Fourier image processing typically breaks down a picture by representing each component as if it were part of a frequency. Points on the image are generally identified by their column and row placement, while the mathematical processing is typically performed based on a graphical frequency wave. The physical locations of image parts are usually the input. For the output, image processing algorithms called Fourier Transforms are often used by computers for image analysis, filtering, compression, and reconstruction. These operations in Fourier image processing are typically performed by using a series of mathematical formulas.
Vertical, or up and down, and horizontal positions going across, are generally accounted for numerically. Image processing algorithms can be used to transform the vertical columns and horizontal rows into equivalent representations of each section of the picture. Some parts of an image are represented at low frequencies, while others correspond to high-frequency patterns; a different image of a microscopic circuit, for example, can be formulated to show the magnitude, phase, or other aspect of the frequencies. Magnitude in Fourier image processing generally defines how much of a certain frequency there is, while the location of each of type can be shown by the phase.
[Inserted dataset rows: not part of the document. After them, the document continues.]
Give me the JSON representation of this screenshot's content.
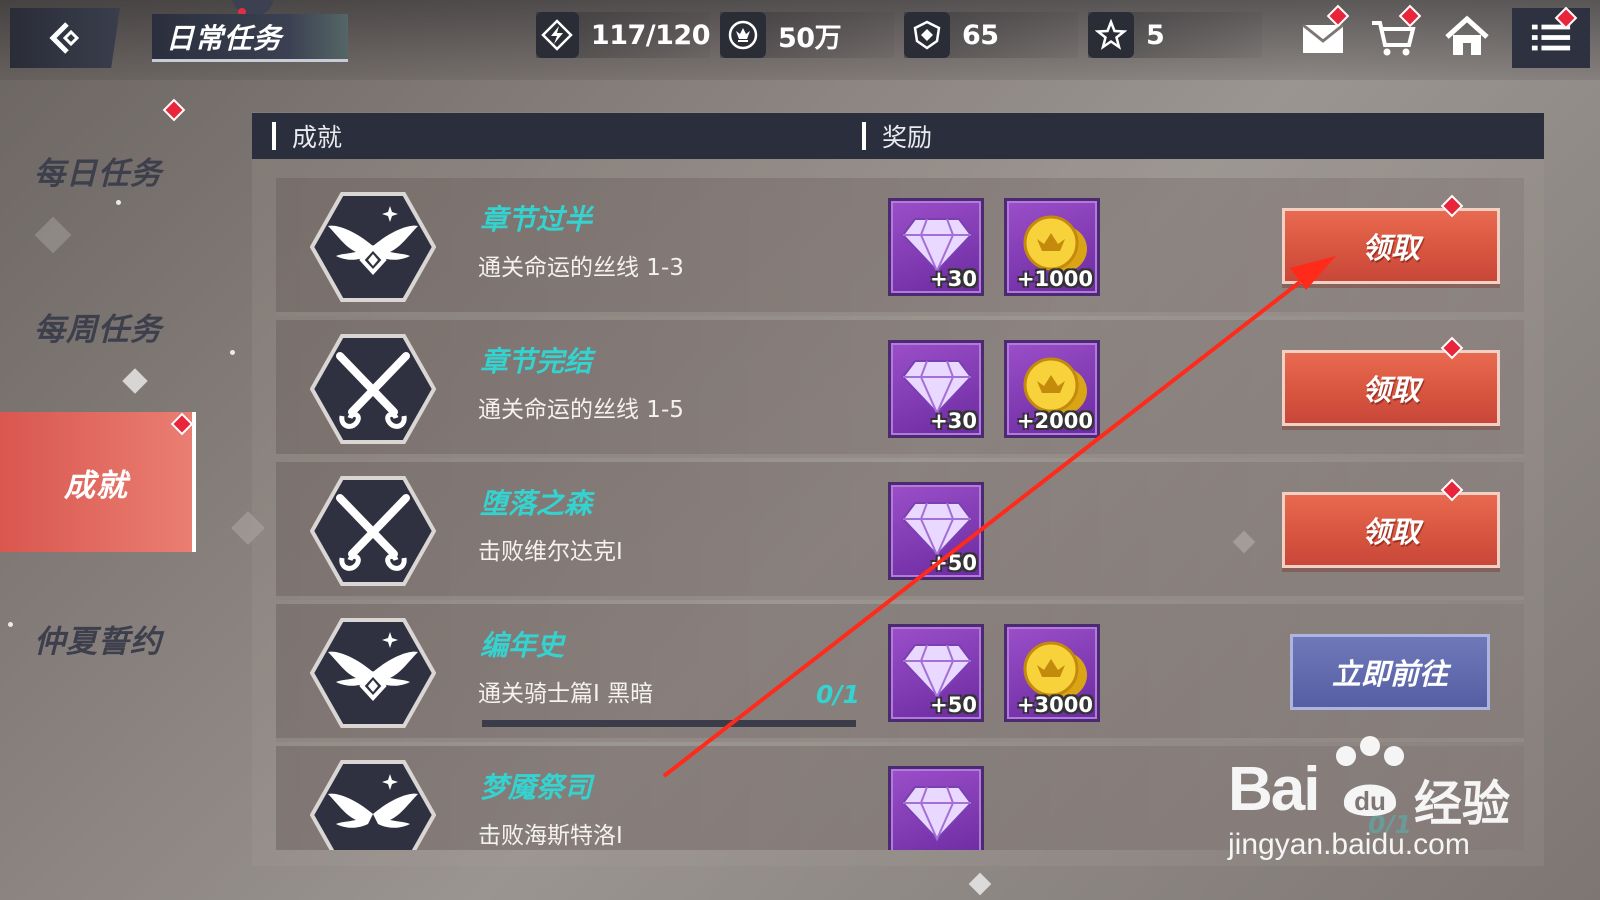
{
  "header": {
    "title": "日常任务",
    "resources": [
      {
        "icon": "stamina-icon",
        "value": "117/120"
      },
      {
        "icon": "coin-icon",
        "value": "50万"
      },
      {
        "icon": "shield-currency-icon",
        "value": "65"
      },
      {
        "icon": "star-icon",
        "value": "5"
      }
    ]
  },
  "sidebar": {
    "items": [
      {
        "label": "每日任务",
        "active": false
      },
      {
        "label": "每周任务",
        "active": false
      },
      {
        "label": "成就",
        "active": true
      },
      {
        "label": "仲夏誓约",
        "active": false
      }
    ]
  },
  "table": {
    "columns": [
      "成就",
      "奖励"
    ]
  },
  "achievements": [
    {
      "name": "章节过半",
      "desc": "通关命运的丝线 1-3",
      "badge": "wings-icon",
      "rewards": [
        {
          "type": "diamond",
          "amount": "+30"
        },
        {
          "type": "coin",
          "amount": "+1000"
        }
      ],
      "action": "领取",
      "action_type": "claim"
    },
    {
      "name": "章节完结",
      "desc": "通关命运的丝线 1-5",
      "badge": "crossed-swords-icon",
      "rewards": [
        {
          "type": "diamond",
          "amount": "+30"
        },
        {
          "type": "coin",
          "amount": "+2000"
        }
      ],
      "action": "领取",
      "action_type": "claim"
    },
    {
      "name": "堕落之森",
      "desc": "击败维尔达克Ⅰ",
      "badge": "crossed-swords-icon",
      "rewards": [
        {
          "type": "diamond",
          "amount": "+50"
        }
      ],
      "action": "领取",
      "action_type": "claim"
    },
    {
      "name": "编年史",
      "desc": "通关骑士篇Ⅰ  黑暗",
      "badge": "wings-icon",
      "progress": "0/1",
      "progress_fraction": 0.0,
      "rewards": [
        {
          "type": "diamond",
          "amount": "+50"
        },
        {
          "type": "coin",
          "amount": "+3000"
        }
      ],
      "action": "立即前往",
      "action_type": "go"
    },
    {
      "name": "梦魇祭司",
      "desc": "击败海斯特洛Ⅰ",
      "badge": "wings-icon",
      "rewards": [
        {
          "type": "diamond",
          "amount": ""
        }
      ],
      "action": "",
      "action_type": "none"
    }
  ],
  "watermark": {
    "logo": "Bai",
    "du": "du",
    "jingyan": "经验",
    "url": "jingyan.baidu.com",
    "ghost_progress": "0/1"
  },
  "colors": {
    "accent_cyan": "#34d3d0",
    "claim_button": "#d8553f",
    "go_button": "#555ea3",
    "active_tab": "#d9574f",
    "notification": "#e8253a",
    "annotation_arrow": "#ff2a1a"
  }
}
Whether an image is clear or blurry can affect the resulting representation after Fourier image processing. Edges in an image often affect the patterns as well, while shapes such as letters sometimes display characteristic patterns with image filtering. An image with many objects of the same shape and size can form a symmetrical pattern, while less symmetrical objects tend to create a less defined structure in Fourier image processing.
Techniques that are related to this kind of image processing technology include optical diffraction. It is a common Fourier image processing technique, and is often the beginning of the analysis and processing of images. Optical diffraction has sometimes been used to analyze structural information in biological samples, for example. The process typically involves the use of a laser and an instrument called an optical diffractometer in a scientific laboratory. Related image processing applications can include visual inspection of photographs from microscopes, crystal analysis, and three-dimensional reconstruction.
Optical filtering is another form of Fourier image processing, typically performed on pictures with elements that can be divided by straight lines to produce identical components. Disturbances, called noise, can be removed from images to make microscope images clearer. Fourier image processing is also often applied to moving images, at up to 30 frames per second; the time it takes to complete such processing typically depends on the speed of the computer.